2.De gronden van de beslissing

2.1
Partijen zijn in de gelegenheid gesteld zich over de door de onderzoeker opgestelde specificatie uit te laten. Mr. De Bree heeft namens [E] aangevoerd dat gelet op de al beschikbare gegevens geen sprake was van een complex of omvangrijk onderzoek. Het onderzoek heeft veel te lang geduurd en de onderzoeker heeft gestelde oplevertermijnen niet gehaald. Daarbij geeft de specificatie van de onderzoeker geen of onvoldoende inzicht in de bestede uren en de redelijkheid daarvan. Datzelfde geldt voor de specificatie die ziet op de door de onderzoeker ingeschakelde kantoorgenoten. In redelijkheid valt niet in te zien dat het opgeleverde verslag € 220.000 zou hebben gekost. Een vergoeding van die omvang is ook gelet op de aard en omvang van het onderzoek niet redelijk, aldus nog steeds mr.
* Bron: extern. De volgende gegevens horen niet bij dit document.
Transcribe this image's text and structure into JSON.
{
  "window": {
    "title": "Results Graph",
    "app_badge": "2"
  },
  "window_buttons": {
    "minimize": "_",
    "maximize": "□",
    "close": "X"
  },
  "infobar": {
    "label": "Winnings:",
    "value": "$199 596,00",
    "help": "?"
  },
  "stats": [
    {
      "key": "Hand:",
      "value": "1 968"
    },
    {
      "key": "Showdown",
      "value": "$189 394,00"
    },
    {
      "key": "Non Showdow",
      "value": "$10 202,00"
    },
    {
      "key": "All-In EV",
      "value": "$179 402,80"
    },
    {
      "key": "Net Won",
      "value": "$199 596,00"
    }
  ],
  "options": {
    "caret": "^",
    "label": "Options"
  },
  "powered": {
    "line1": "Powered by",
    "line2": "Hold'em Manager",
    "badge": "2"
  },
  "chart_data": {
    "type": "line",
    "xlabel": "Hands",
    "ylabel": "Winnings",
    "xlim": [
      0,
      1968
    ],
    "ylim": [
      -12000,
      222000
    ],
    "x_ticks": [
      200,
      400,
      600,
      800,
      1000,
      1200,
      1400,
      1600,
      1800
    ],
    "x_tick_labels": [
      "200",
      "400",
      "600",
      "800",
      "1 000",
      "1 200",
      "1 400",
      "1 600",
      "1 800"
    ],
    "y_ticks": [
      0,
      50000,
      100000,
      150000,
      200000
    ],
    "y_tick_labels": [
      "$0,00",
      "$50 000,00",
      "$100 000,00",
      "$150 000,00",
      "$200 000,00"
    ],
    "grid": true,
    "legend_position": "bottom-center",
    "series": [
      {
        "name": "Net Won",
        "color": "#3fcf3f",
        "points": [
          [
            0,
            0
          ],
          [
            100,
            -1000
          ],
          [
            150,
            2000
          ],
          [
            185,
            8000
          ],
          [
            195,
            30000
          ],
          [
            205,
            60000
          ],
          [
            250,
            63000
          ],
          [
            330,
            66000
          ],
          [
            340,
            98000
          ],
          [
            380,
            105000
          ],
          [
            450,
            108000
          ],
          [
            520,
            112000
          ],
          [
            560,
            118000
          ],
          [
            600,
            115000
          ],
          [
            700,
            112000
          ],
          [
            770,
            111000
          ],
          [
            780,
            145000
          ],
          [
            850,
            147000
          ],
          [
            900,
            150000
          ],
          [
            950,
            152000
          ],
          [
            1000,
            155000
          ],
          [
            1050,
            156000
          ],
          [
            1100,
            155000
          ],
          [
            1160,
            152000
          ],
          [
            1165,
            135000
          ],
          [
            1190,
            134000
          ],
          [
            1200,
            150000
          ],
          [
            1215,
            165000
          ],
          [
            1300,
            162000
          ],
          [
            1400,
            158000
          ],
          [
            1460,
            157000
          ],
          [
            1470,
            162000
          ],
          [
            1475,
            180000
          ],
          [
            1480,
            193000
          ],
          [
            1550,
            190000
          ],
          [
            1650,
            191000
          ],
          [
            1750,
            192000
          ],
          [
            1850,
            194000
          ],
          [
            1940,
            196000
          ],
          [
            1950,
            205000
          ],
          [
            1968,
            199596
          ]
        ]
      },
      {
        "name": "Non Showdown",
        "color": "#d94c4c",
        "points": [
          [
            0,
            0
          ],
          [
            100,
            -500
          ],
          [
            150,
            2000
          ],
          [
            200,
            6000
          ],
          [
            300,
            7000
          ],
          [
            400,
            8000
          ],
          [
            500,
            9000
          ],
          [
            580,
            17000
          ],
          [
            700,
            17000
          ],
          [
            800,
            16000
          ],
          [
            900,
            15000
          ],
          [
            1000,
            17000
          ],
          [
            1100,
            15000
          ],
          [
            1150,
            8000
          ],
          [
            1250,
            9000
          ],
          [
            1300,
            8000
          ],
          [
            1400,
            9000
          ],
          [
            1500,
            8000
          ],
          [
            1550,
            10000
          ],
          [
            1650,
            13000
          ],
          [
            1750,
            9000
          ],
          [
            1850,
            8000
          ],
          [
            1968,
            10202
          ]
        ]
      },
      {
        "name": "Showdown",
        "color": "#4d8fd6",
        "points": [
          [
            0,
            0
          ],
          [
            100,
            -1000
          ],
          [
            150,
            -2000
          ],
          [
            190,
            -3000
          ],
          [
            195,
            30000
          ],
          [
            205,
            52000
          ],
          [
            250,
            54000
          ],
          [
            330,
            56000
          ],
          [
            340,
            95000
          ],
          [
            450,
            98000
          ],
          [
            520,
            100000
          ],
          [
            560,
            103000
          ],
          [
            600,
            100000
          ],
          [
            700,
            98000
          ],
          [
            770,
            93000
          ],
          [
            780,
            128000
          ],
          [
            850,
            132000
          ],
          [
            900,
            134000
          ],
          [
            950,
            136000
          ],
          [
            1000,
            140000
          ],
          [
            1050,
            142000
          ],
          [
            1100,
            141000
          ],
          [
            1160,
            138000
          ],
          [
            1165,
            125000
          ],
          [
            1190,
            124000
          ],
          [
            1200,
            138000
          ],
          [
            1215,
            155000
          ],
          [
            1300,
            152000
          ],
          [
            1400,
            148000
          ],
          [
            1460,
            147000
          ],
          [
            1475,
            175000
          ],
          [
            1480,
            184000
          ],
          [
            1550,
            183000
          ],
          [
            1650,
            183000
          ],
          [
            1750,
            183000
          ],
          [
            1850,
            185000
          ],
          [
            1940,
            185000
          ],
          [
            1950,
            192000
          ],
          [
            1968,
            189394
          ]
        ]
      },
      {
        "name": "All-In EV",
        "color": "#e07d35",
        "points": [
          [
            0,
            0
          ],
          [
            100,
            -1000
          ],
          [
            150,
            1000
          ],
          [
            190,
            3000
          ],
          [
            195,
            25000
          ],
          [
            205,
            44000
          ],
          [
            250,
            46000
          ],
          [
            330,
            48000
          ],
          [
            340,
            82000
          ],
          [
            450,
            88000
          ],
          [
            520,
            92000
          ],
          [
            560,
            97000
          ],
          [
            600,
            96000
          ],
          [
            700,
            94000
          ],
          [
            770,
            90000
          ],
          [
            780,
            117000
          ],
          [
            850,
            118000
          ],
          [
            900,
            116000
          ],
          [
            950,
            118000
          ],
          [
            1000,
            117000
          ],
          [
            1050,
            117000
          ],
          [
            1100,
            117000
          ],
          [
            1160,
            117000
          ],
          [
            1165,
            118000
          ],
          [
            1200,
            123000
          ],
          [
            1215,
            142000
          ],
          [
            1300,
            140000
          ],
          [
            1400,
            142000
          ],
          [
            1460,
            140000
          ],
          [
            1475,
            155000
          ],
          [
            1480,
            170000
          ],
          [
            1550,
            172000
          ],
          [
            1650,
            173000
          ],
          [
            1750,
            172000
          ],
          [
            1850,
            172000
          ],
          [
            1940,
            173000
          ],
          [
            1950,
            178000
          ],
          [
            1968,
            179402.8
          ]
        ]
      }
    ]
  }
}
De Bree.
2.2
De overige partijen hebben tegen het bedrag aan onderzoekskosten geen bezwaren aangevoerd.
2.3
Naar het oordeel van de Ondernemingskamer heeft de onderzoeker in zijn specificatie (zie 1.5) de door hem en zijn kantoorgenoten verrichte werkzaamheden voldoende concreet toegelicht. Uit de toelichting blijkt hoeveel tijd door de onderzoeker en door hem ingeschakelde hulppersonen is besteed en welke werkzaamheden zijn verricht. Daarbij heeft de onderzoeker toegelicht dat weliswaar meer uren dan begroot aan het onderzoek zijn besteed, maar dat de uren die buiten het bij beschikking van 26 april 2022 vastgestelde onderzoeksbudget vallen niet in rekening zijn gebracht. Daartegenover heeft mr. De Bree onvoldoende concreet toegelicht dat en waarom de onderzoeker en zijn kantoorgenoten de genoemde werkzaamheden niet zouden hebben verricht, althans dat zij die werkzaamheden gelet op de aard en omvang van het onderzoek in redelijkheid niet ten behoeve van het onderzoek hadden mogen verrichten. De enkele stelling dat het niet een “heel complex of omvangrijk onderzoek” betreft is daarvoor volstrekt onvoldoende. Dat de onderzoeker de aangekondigde oplevertermijnen niet heeft gehaald maakt dit niet anders. Het bedrag komt de Ondernemingskamer ook overigens niet onredelijk voor. De Ondernemingskamer zal de vergoeding van de onderzoeker overeenkomstig artikel 2:350 lid 3 (https://www.navigator.nl/document/openCitation/%20id909d9174010088634e4eeaeadf8fb658?idp=LegalIntelligence) BW dan ook bepalen als hierna te vermelden.

3.De beslissing

De Ondernemingskamer:
bepaalt de vergoeding van de onderzoeker op € 220.000, exclusief btw;
verklaart deze beschikking uitvoerbaar bij voorraad.
Deze beschikking is gegeven door mr. A.W.H. Vink, voorzitter, mr. C.C. Meijer en mr. M.A.M. Vaessen, raadsheren, en prof dr. mr. S. ten Have en prof. dr. A.J.C.C.M. Loonen, raden, in tegenwoordigheid van mr. B.J. Blok, griffier, en in het openbaar uitgesproken op 13 december 2023.